034. Blacksmith Shop: "Anything and everything you needed in metals"

Michael Wohead donated the blacksmithing equipment to Naper Settlement when his father, Henry, the last remaining blacksmith in town, died in 1979. Here, Mike talks about the diverse skills of a blacksmith: “A blacksmith is called a blacksmith because he used the black metals. Before that we had the silversmith, the goldsmith, the coppersmith, and those metals would never hold up under the pressure we’d put under a farming condition. See, most people think that the blacksmith consisted mostly of sharpening horseshoes and so forth. It was not. It was part of it, but at the same time the rest of it was in maintenance care of practically anything and everything you needed in metals at that time. If you go back into history, every time anybody moved to any place or direction, a blacksmith would go with them. You take most of the local wagon trains that came and traveled west… Well, we look at a wagon today and don’t pay very much attention to it but most of your wagons were made out of wood—the wagon spokes and the main part of the wheel. But they always had a rim on it. Well, in order to make that wagon wheel hold up, you would make that rim to the point where it was smaller than the diameter of the wooden part of it. Then you’d heat the whole thing up and the metal would expand.

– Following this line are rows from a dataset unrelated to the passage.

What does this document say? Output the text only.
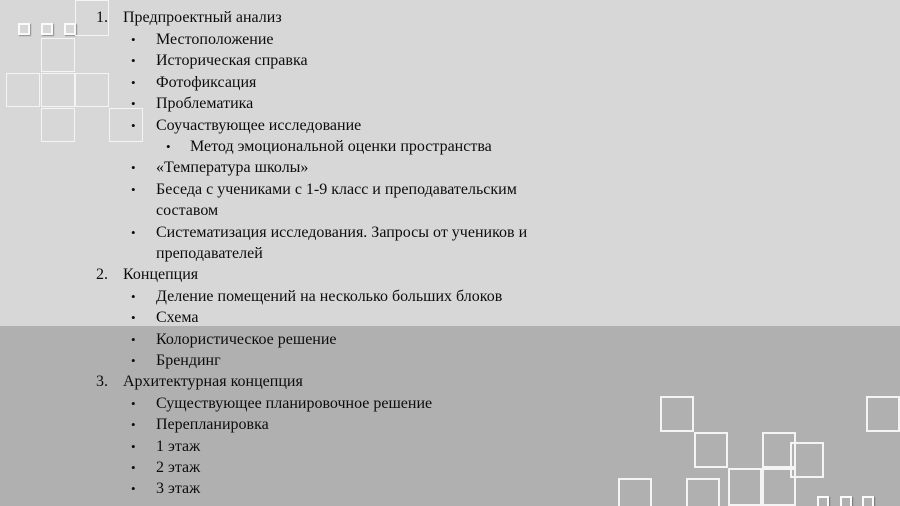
1. Предпроектный анализ
• Местоположение
• Историческая справка
• Фотофиксация
• Проблематика
• Соучаствующее исследование
• Метод эмоциональной оценки пространства
• «Температура школы»
• Беседа с учениками с 1-9 класс и преподавательским
составом
• Систематизация исследования. Запросы от учеников и
преподавателей
2. Концепция
• Деление помещений на несколько больших блоков
• Схема
• Колористическое решение
• Брендинг
3. Архитектурная концепция
• Существующее планировочное решение
• Перепланировка
• 1 этаж
• 2 этаж
• 3 этаж
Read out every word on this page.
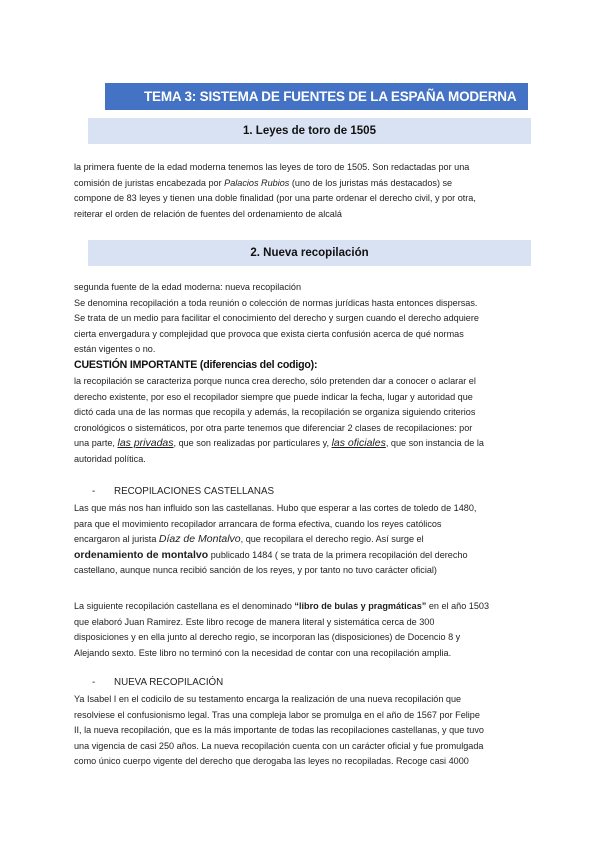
TEMA 3: SISTEMA DE FUENTES DE LA ESPAÑA MODERNA
1. Leyes de toro de 1505
la primera fuente de la edad moderna tenemos las leyes de toro de 1505. Son redactadas por una
comisión de juristas encabezada por Palacios Rubios (uno de los juristas más destacados) se
compone de 83 leyes y tienen una doble finalidad (por una parte ordenar el derecho civil, y por otra,
reiterar el orden de relación de fuentes del ordenamiento de alcalá
2. Nueva recopilación
segunda fuente de la edad moderna: nueva recopilación
Se denomina recopilación a toda reunión o colección de normas jurídicas hasta entonces dispersas.
Se trata de un medio para facilitar el conocimiento del derecho y surgen cuando el derecho adquiere
cierta envergadura y complejidad que provoca que exista cierta confusión acerca de qué normas
están vigentes o no.
CUESTIÓN IMPORTANTE (diferencias del codigo):
la recopilación se caracteriza porque nunca crea derecho, sólo pretenden dar a conocer o aclarar el
derecho existente, por eso el recopilador siempre que puede indicar la fecha, lugar y autoridad que
dictó cada una de las normas que recopila y además, la recopilación se organiza siguiendo criterios
cronológicos o sistemáticos, por otra parte tenemos que diferenciar 2 clases de recopilaciones: por
una parte, las privadas, que son realizadas por particulares y, las oficiales, que son instancia de la
autoridad política.
- RECOPILACIONES CASTELLANAS
Las que más nos han influido son las castellanas. Hubo que esperar a las cortes de toledo de 1480,
para que el movimiento recopilador arrancara de forma efectiva, cuando los reyes católicos
encargaron al jurista Díaz de Montalvo, que recopilara el derecho regio. Así surge el
ordenamiento de montalvo publicado 1484 ( se trata de la primera recopilación del derecho
castellano, aunque nunca recibió sanción de los reyes, y por tanto no tuvo carácter oficial)
La siguiente recopilación castellana es el denominado “libro de bulas y pragmáticas” en el año 1503
que elaboró Juan Ramirez. Este libro recoge de manera literal y sistemática cerca de 300
disposiciones y en ella junto al derecho regio, se incorporan las (disposiciones) de Docencio 8 y
Alejando sexto. Este libro no terminó con la necesidad de contar con una recopilación amplia.
- NUEVA RECOPILACIÓN
Ya Isabel I en el codicilo de su testamento encarga la realización de una nueva recopilación que
resolviese el confusionismo legal. Tras una compleja labor se promulga en el año de 1567 por Felipe
II, la nueva recopilación, que es la más importante de todas las recopilaciones castellanas, y que tuvo
una vigencia de casi 250 años. La nueva recopilación cuenta con un carácter oficial y fue promulgada
como único cuerpo vigente del derecho que derogaba las leyes no recopiladas. Recoge casi 4000
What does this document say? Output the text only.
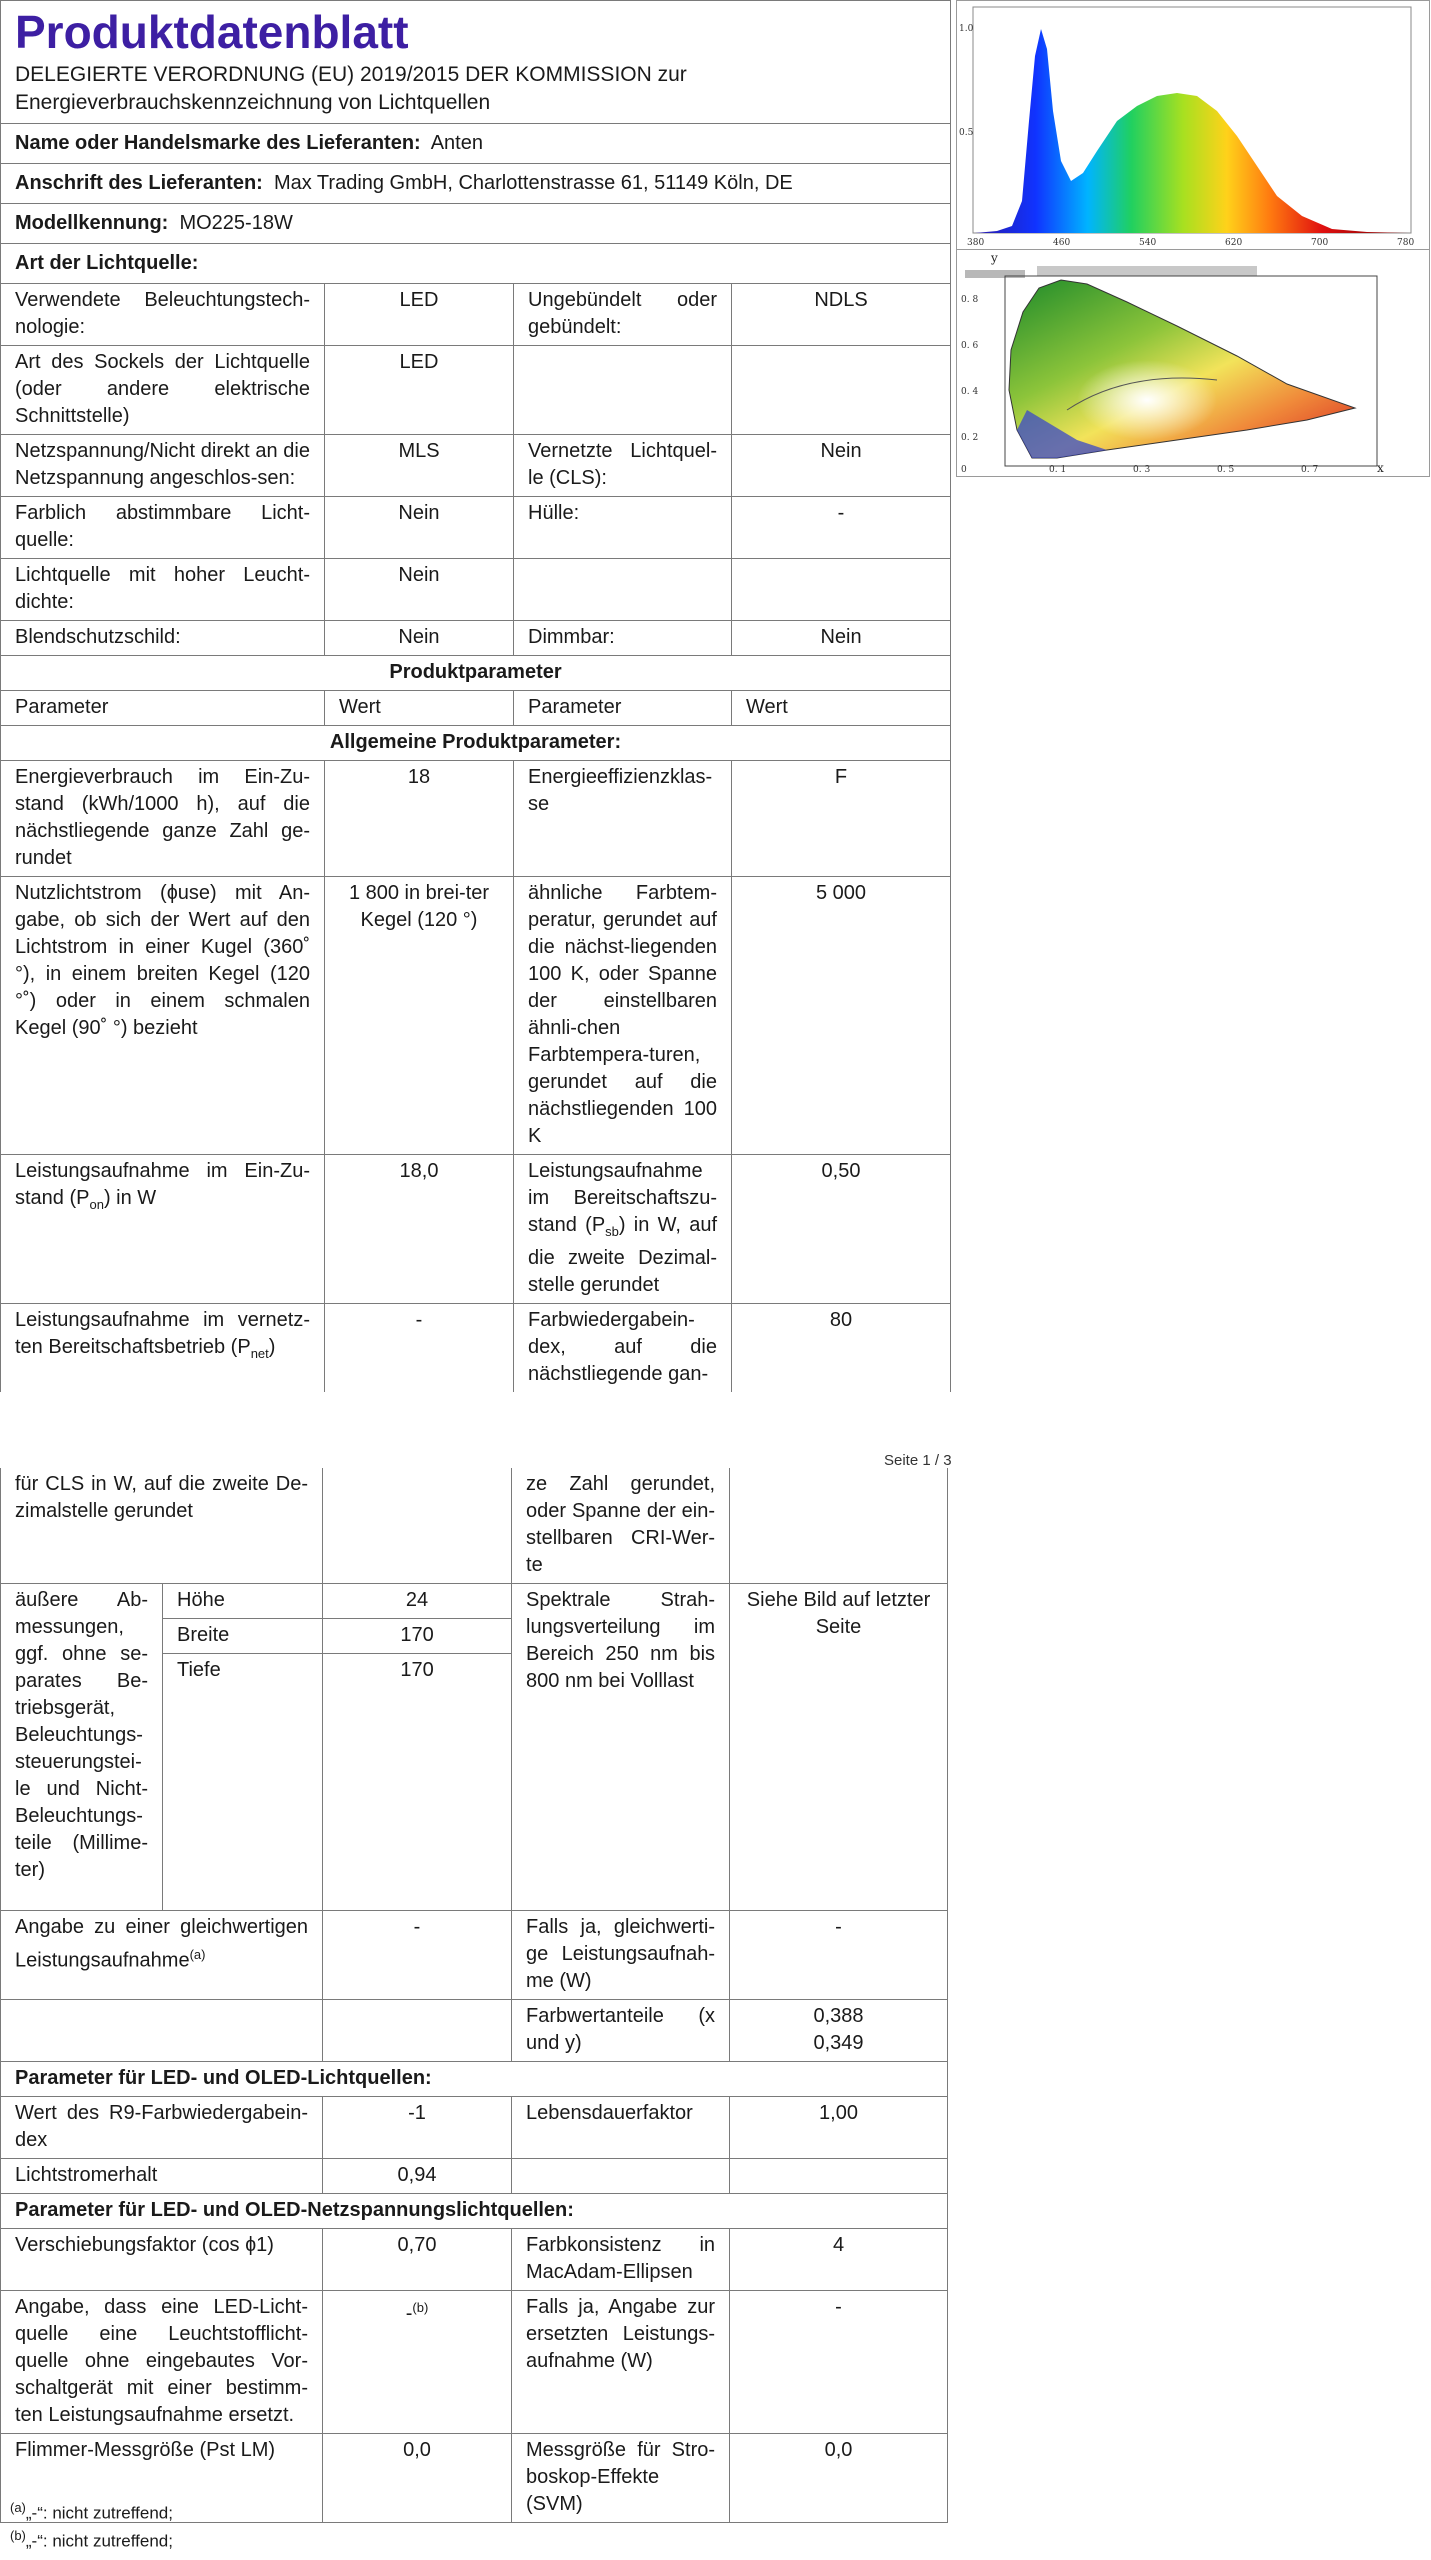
Produktdatenblatt
DELEGIERTE VERORDNUNG (EU) 2019/2015 DER KOMMISSION zur Energieverbrauchskennzeichnung von Lichtquellen			

Name oder Handelsmarke des Lieferanten: Anten			
Anschrift des Lieferanten: Max Trading GmbH, Charlottenstrasse 61, 51149 Köln, DE			
Modellkennung: MO225-18W			
Art der Lichtquelle:			
Verwendete Beleuchtungstech-nologie:	LED	Ungebündelt oder gebündelt:	NDLS
Art des Sockels der Lichtquelle (oder andere elektrische Schnittstelle)	LED		
Netzspannung/Nicht direkt an die Netzspannung angeschlos-sen:	MLS	Vernetzte Lichtquel-le (CLS):	Nein
Farblich abstimmbare Licht-quelle:	Nein	Hülle:	-
Lichtquelle mit hoher Leucht-dichte:	Nein		
Blendschutzschild:	Nein	Dimmbar:	Nein
Produktparameter			
Parameter	Wert	Parameter	Wert
Allgemeine Produktparameter:			
Energieverbrauch im Ein-Zu-stand (kWh/1000 h), auf die nächstliegende ganze Zahl ge-rundet	18	Energieeffizienzklas-se	F
Nutzlichtstrom (ɸuse) mit An-gabe, ob sich der Wert auf den Lichtstrom in einer Kugel (360˚ °), in einem breiten Kegel (120 °˚) oder in einem schmalen Kegel (90˚ °) bezieht	1 800 in brei-ter Kegel (120 °)	ähnliche Farbtem-peratur, gerundet auf die nächst-liegenden 100 K, oder Spanne der einstellbaren ähnli-chen Farbtempera-turen, gerundet auf die nächstliegenden 100 K	5 000
Leistungsaufnahme im Ein-Zu-stand $(P_{on})$ in W	18,0	Leistungsaufnahme im Bereitschaftszu-stand $(P_{sb})$ in W, auf die zweite Dezimal-stelle gerundet	0,50
Leistungsaufnahme im vernetz-ten Bereitschaftsbetrieb $(P_{net})$	-	Farbwiedergabein-dex, auf die nächstliegende gan-	80
Seite 1 / 3
für CLS in W, auf die zweite De-zimalstelle gerundet			ze Zahl gerundet, oder Spanne der ein-stellbaren CRI-Wer-te	
äußere Ab-messungen, ggf. ohne se-parates Be-triebsgerät, Beleuchtungs-steuerungstei-le und Nicht-Beleuchtungs-teile (Millime-ter)	Höhe	24	Spektrale Strah-lungsverteilung im Bereich 250 nm bis 800 nm bei Volllast	Siehe Bild auf letzter Seite
	Breite	170		
	Tiefe	170		

Angabe zu einer gleichwertigen Leistungsaufnahme$^{(a)}$		-	Falls ja, gleichwerti-ge Leistungsaufnah-me (W)	-
			Farbwertanteile (x und y)	0,388
0,349

Parameter für LED- und OLED-Lichtquellen:				
Wert des R9-Farbwiedergabein-dex		-1	Lebensdauerfaktor	1,00
Lichtstromerhalt		0,94		
Parameter für LED- und OLED-Netzspannungslichtquellen:				
Verschiebungsfaktor (cos ɸ1)		0,70	Farbkonsistenz in MacAdam-Ellipsen	4
Angabe, dass eine LED-Licht-quelle eine Leuchtstofflicht-quelle ohne eingebautes Vor-schaltgerät mit einer bestimm-ten Leistungsaufnahme ersetzt.		-$^{(b)}$	Falls ja, Angabe zur ersetzten Leistungs-aufnahme (W)	-
Flimmer-Messgröße (Pst LM)		0,0	Messgröße für Stro-boskop-Effekte (SVM)	0,0
$^{(a)}$„-“: nicht zutreffend;
$^{(b)}$„-“: nicht zutreffend;
380	460	540	620	700	780
1.0
0.5
y
x
0	0. 1	0. 3	0. 5	0. 7
0. 8
0. 6
0. 4
0. 2
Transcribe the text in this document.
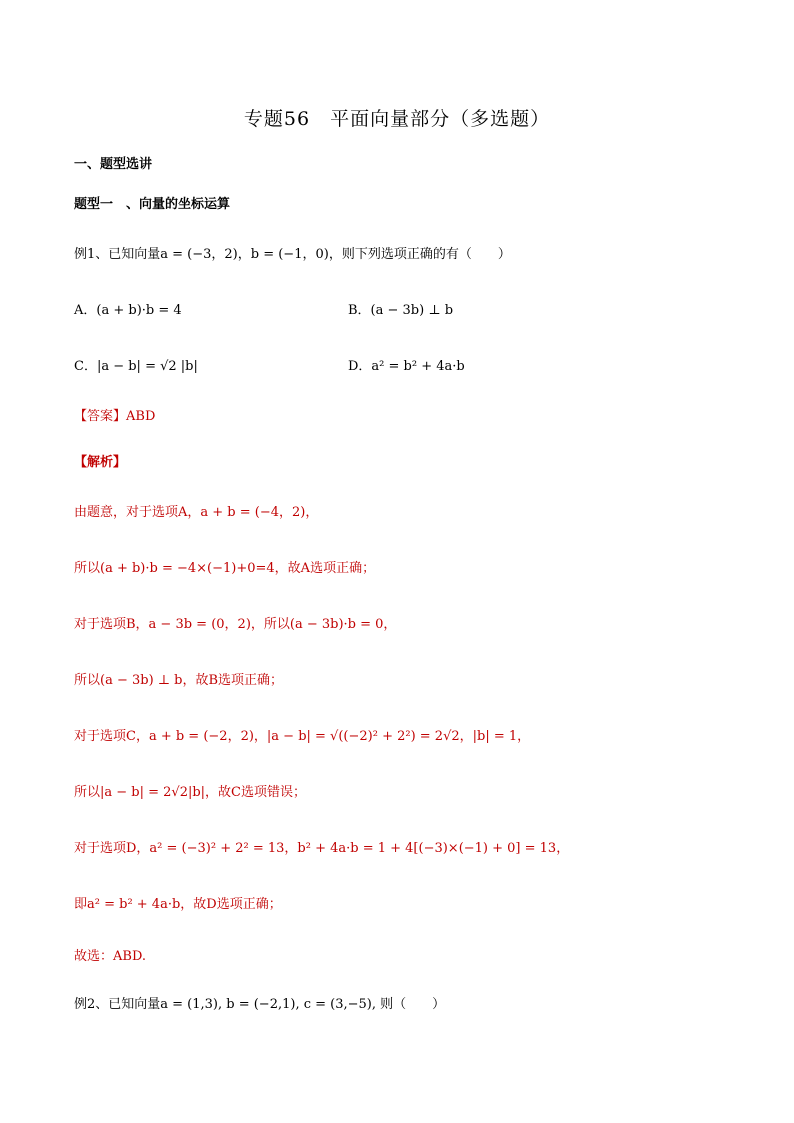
专题56　平面向量部分（多选题）
一、题型选讲
题型一　、向量的坐标运算
例1、已知向量a = (−3，2)，b = (−1，0)，则下列选项正确的有（　　）
A．(a + b)·b = 4	B．(a − 3b) ⊥ b
C．|a − b| = √2 |b|	D．a² = b² + 4a·b
【答案】ABD
【解析】
由题意，对于选项A，a + b = (−4，2)，
所以(a + b)·b = −4×(−1)+0=4，故A选项正确；
对于选项B，a − 3b = (0，2)，所以(a − 3b)·b = 0，
所以(a − 3b) ⊥ b，故B选项正确；
对于选项C，a + b = (−2，2)，|a − b| = √((−2)² + 2²) = 2√2，|b| = 1，
所以|a − b| = 2√2|b|，故C选项错误；
对于选项D，a² = (−3)² + 2² = 13，b² + 4a·b = 1 + 4[(−3)×(−1) + 0] = 13，
即a² = b² + 4a·b，故D选项正确；
故选：ABD.
例2、已知向量a = (1,3), b = (−2,1), c = (3,−5), 则（　　）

You’d put it on the wooden part and then cool it off and it contract[ed]. And that’s how you held the wheel together. My dad’s background for blacksmithing went back [to] the days of the old West when they were building railroads. He worked in these section gangs and in most cases there he worked as a blacksmith. When he came into farming, he always had to have a blacksmith shop because he would always maintain his own tools.”